Femme de rêve

Aimer, s’aimer, sans faire l’amour

Un phénomène médiatique au Salon du livre de Montréal, le roman L’envie, de Sophie Fontanel traite de l’abstinence sexuelle dans une société hypersexualisée. Où se termine le besoin, où commence l’obligation?

Moi qui ne lis que très peu de romans, j’avoue que je me suis plongée dans L’envie avec bonheur, dès les premières lignes. D’abord, c’est bien écrit. Et puis (avantage pour moi qui ne lis pas rapidement), c’est assez court. Pour ceux qui s’imaginent lire un roman érotique, vous serez vite déçus.

Bref, déjà le sujet inscrit en toutes lettres sur le bandeau annonce: « Si tout le monde faisait l’amour, on ne s’entendrait plus. »  Mais le roman, une autofiction, écrite par cette journaliste française de 49 ans qui a cessé de faire l’amour durant dix ans, est un bijou d’analyse de notre obsession collective pour le sexe.

Vous lirez d’abord l’entrevue qu’a faite Chantal Guy, publiée aujourd’hui.

Parenthèse: je devais manger avec Sophie Fontanel ce midi, mais me voilà plutôt avec une canne à la main et une foulure au pied, gracieuseté de l’administration Tremblay (les rues de Montréal font des victimes quotidiennement). Mes excuses à l’auteure. Je n’en ai pas moins apprécié sa prose et la profondeur du sujet.

Je me contenterai de l’oeuvre et vous pourrez toujours lui rendre visite au Salon du livre de Montréal, un prétexte comme un autre. J’aimerais bien être un petit oiseau à ses séances de signatures. Si vous avez le pied foulé, son blogue vaut le détour aussi.

Ce qui m’a frappé le plus de ce roman qui lui colle à la peau, c’est le portrait que fait Sophie Fontanel de tous les gens qui la harcèlent sur sa non-vie sexuelle. En fait, bien peu semblent en paix avec leur sexualité. Et Sophie de nous présenter ces couples plus ou moins fonctionnels, ces lesbiennes qui voudraient voir en elle une des leurs (mais refoulée), les partouzeurs qui lui font des avances, les esseulés qui la comprennent mais lui conseillent de se taire, les amies qui la trouvent trop difficile mais ne sont guère satisfaites au lit ou dans leur vie, les mères de famille trompées par leur mec.

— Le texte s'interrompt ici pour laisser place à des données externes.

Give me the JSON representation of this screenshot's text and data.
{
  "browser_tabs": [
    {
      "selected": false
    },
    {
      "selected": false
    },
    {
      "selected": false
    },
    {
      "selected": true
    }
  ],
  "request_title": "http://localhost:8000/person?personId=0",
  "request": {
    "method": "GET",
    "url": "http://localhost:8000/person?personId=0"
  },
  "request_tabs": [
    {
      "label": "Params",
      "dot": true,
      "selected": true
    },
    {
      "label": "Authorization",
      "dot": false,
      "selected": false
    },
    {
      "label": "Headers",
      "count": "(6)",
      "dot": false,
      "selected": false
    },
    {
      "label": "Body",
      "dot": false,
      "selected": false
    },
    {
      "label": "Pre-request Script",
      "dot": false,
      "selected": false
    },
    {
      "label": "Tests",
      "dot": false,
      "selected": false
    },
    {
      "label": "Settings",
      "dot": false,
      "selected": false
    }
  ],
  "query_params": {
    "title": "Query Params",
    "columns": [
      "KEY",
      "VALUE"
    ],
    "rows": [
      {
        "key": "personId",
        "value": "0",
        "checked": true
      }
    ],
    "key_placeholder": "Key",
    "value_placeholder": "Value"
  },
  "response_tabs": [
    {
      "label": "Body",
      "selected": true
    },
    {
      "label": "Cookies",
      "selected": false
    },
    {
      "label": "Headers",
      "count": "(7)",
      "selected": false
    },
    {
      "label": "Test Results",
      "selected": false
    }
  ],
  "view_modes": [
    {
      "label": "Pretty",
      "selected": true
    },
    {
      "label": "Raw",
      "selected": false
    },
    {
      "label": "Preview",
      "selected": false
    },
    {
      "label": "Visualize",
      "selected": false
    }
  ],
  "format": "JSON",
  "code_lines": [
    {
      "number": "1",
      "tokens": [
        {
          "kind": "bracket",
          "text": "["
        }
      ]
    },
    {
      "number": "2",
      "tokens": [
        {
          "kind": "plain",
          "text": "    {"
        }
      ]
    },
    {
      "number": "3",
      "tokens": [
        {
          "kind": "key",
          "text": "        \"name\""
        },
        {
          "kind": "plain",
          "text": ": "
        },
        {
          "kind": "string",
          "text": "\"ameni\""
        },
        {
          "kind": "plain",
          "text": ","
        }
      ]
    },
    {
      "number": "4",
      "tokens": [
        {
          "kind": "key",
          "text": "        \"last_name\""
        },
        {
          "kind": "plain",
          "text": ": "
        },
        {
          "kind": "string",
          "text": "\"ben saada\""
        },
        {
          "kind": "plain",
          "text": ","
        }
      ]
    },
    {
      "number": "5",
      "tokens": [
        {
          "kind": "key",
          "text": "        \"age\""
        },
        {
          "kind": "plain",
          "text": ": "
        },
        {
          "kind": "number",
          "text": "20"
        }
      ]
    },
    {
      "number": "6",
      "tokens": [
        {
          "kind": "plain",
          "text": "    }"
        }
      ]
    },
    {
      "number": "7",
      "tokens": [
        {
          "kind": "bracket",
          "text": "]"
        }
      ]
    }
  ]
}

Ne pas faire l’amour est devenu un tabou comme un autre. Sophie Fontanel ne se réclame ni des mal-baisées, ni des curés, ni des bigotes, ni des asexuées, ni des misandres:  « Mon désir à moi c’était d’attendre.« , écrit-elle. « Laissez aux gens le trésor qu’ils possèdent. Leur équilibre indéfinissable. Indéfinissable, j’avais appuyé. « C’est d’ailleurs pourquoi aucun mot ne peut nommer l’absence de vie sexuelle des humains qui espèrent. Nous disons « chasteté », ce n’est pas le bon mot. Nous disons « abstinence », ce n’est pas le bon mot. « Asexualité » n’est pas le bon mot. » 

 Dernier extrait qui vous donnera peut-être envie de plonger: 

 » On confond souvent ce désintérêt avec une impuissance. Nous sommes si nombreux à savoir que ce n’est pas qu’on ne peut pas, c’est qu’on ne s’y voit plus. Le plaisir est récolté, et après? Il n’est plus l’argument impérieux d’hier. Le jeu n’en vaut plus la chandelle. C’est pour cette raison qu’on s’éloigne. J’irais jusqu’à dire que ça fait un bien fou. »

Après l’envie de jouir, le devoir de le faire. Nous avons à nous libérer de cela aussi.

« Crois-moi, la vie privée ce n’est pas ce qu’on fait, c’est ce qu’on ne fait pas« , peut-on lire à la fin. Voilà qui devrait rassurer tout le monde.